In Law, Pyschoanalysis, Society: Taking the Unconscious Seriously, Maria Aristodemou goes far beyond the usual arguments about the challenges that the psyche poses to the ostensibly sovereign subject of law. Through an exceedingly lucid account of Lacanian theory, illustrated with a light touch through references to the likes of Baum's Wizard of Oz, Pessoa's Book of Disquiet, and Saramago's Blindness, Aristodemou shows how the unconscious is itself a law into which the human subject is born when the human enters into language. The book is key for those interested in law and language. It will also resonate with those who are inclined to offer stories of law as accounts of failure. In Aristodemou's provocative book, the aim of psychoanalysis is not so much to offer another theory of law or of its failure, however, as to facilitate the entree of practitioners and scholars of law into ethical critique.

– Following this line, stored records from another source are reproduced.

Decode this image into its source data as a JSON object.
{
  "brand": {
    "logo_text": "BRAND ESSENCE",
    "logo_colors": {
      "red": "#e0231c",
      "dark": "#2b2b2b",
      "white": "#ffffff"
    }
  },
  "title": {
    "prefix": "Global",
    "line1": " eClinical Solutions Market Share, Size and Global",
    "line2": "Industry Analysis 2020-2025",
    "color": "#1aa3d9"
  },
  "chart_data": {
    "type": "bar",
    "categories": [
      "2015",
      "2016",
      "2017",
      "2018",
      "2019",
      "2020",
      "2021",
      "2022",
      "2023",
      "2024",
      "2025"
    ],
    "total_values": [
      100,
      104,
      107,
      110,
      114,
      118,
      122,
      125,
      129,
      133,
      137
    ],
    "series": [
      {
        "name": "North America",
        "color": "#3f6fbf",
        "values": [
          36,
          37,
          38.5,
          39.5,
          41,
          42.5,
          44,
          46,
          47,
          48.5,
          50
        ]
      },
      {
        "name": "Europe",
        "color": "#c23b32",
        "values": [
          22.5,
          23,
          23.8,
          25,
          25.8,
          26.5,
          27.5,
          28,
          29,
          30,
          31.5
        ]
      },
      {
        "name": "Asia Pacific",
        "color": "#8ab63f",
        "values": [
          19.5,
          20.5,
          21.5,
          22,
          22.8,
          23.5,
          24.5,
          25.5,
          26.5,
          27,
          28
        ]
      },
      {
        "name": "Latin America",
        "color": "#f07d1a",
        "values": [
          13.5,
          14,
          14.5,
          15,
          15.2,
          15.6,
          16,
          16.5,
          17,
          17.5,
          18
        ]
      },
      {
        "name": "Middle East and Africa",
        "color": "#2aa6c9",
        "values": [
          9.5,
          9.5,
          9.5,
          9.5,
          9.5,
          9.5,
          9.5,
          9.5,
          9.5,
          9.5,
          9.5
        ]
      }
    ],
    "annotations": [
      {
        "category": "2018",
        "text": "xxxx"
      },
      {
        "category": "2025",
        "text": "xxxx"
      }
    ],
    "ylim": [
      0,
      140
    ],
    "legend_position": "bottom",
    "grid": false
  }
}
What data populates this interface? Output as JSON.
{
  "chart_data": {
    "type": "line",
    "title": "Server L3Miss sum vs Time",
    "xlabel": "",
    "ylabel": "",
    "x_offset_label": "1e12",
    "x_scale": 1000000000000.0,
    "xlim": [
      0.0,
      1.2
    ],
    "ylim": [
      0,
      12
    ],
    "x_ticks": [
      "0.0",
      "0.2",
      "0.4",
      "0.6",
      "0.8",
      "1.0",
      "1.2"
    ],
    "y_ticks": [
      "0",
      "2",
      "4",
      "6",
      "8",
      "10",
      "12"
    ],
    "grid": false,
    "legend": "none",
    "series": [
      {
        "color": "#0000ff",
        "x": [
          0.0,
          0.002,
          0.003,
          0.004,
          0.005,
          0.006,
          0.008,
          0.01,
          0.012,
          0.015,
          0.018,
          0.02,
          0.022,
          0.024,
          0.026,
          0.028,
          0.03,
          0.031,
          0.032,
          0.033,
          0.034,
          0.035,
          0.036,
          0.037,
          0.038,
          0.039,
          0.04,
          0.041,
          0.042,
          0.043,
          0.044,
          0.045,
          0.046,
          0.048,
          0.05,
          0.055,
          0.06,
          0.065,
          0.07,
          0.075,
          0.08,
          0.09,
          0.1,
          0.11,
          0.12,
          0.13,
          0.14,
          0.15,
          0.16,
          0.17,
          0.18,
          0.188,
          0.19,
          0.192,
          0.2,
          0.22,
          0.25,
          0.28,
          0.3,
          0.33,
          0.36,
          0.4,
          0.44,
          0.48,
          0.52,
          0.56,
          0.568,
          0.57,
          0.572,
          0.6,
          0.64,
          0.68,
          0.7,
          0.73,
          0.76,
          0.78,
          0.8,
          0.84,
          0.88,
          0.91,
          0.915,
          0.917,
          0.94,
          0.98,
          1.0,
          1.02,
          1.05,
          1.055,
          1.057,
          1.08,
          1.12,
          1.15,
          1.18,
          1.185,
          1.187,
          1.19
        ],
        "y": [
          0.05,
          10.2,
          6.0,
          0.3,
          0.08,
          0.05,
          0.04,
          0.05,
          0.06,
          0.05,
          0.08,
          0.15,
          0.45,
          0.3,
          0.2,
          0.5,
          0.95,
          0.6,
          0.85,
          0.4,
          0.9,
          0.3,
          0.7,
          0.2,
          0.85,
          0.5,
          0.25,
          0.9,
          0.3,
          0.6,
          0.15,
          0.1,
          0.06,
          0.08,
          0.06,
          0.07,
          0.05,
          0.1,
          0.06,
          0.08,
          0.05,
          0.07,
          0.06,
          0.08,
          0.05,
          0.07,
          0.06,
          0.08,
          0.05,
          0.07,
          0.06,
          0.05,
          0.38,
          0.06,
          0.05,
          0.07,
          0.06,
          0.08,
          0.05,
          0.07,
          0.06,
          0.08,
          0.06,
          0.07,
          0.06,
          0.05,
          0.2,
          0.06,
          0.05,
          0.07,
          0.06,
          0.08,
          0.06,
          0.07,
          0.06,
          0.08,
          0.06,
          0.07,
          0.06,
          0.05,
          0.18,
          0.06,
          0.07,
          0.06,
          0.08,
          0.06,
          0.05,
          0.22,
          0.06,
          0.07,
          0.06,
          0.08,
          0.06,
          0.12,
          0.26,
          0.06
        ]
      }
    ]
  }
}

For Lacan, according to Aristodemou, one is constituted as a subject through one's lack or through one's desire and demand for an ostensibly lost object that one never actually possessed. This lack or “hole in the subject” emerges with language, insofar as language introduces a distinction—or cut—between one's needs and the demands one makes in speech. Language, or the symbolic, is inadequate to the “Real.” The gap otherwise known as that between signifier and thing signified corresponds to one's alienation from the Real and to one's insatiable demand for more than what one needs. The “Big Other”—God, state, parent, community, law—to which the subject turns for fulfillment is itself an incomplete fantasy that glosses over the subject's own lack.
In modern culture, despite the death of God, Aristodemou continues, citing Zizek, the place of the absent God remains. We have killed God, that is, but not gotten rid of his place, to which we continue to address our demands. The law of this place limits our pleasure and keeps us from a terrifying enjoyment or jouissance that would exceed language. Such law gives birth to, sustains, and governs an impossible desire for the beyond of speech, or the Real, which desire it simultaneously prohibits. The subject depends on law to keep from herself the truth: that she needs to keep the object of her desire at bay. As modern law becomes a substance- or content-less imperative for “more” in which anything goes however, systems of administration generate their own obscene jouissance, Aristodemou argues, becoming impossible to resist except through hysteria or perversion. In this context, the task of psychoanalysis is to lead the analysand to come to terms with his or her own particular emptiness or lack and that of big (and small) others, and to thereby stop lying to herself and learn compassion. In grasping the enormity of such lack, the ethical subject acts without need for rules and without guilt (as in Nietzsche), entering for Aristodemou into a full speech in which there is “at last no gap between the subject's ‘saying’ and ‘the said’, between the subject of the enunciation and the subject of the statement; the subject finally assumes responsibility for her own speech” (p. 126).
Language and psychoanalysis are keys to this shattering experience of freedom and loss of the lies that one tells oneself. As Aristodemou points out, there would be no Real, or encounter or truth of the Real, or Real to which language is inadequate, if we did not first enter language. Her argument is thus grounded in a failure of language. Such an emphasis works, along with much of today's sociolegal scholarship, to correct ideological and naive accounts of law (or language) that would equate them with truth or justice.
While sociolegal scholars ground law in power relations however, Aristodemou grounds truth in lies: lying to oneself is a norm (p.120) and truth is revealed in lies (p. 128). Even the artistic process which, in contrast to the legal process, is “in close alliance” with the psychoanalytic process, “holds the promise that truth can be reached through the medium of metaphor, poetry and fiction; in other words, through lies” (p. 130). Aristodemou's association of lies with fictions might at first seem to suggest the value of turning to “law and literature,” but attempts to join such disciplines, she argues, are examples of seeking in others what one's own discipline lacks. Psychoanalysis alone is unique “in offering a respite from the injunction to see more, know more, and be more” (p. 139).
One wonders whether entry into language need be understood so one-sidedly. Is it not equally likely that entry into language, as into law, is as much an imperfect claim as an unmet demand? And if so, are there not already in language the possibilities that Aristodemou associates with fiction and in particular poetry? Is not the possibility of truth a precondition of lying? In an epilogue whose tone is quite different from the rest of the book, Aristodemou aligns the possibility of transcendence with the story of a music that harmonizes what is said and the form in which it is said. Does not such possibility emerge precisely with entry into languages that say, of which symbolic speech is derivative? Granting that each human being is in some sense traumatized by the cut that marks his or her entry into language and that each must learn to live with the inexpressibility of the truth of the Real and of one's relation to it as lack, are there not also less-pessimistic events of language and law than those of loss, lack and failure? Can the speaking of law in particular ever be full speech? Is not entry into its imperfect language of claiming, each time, a terrifying pleasure?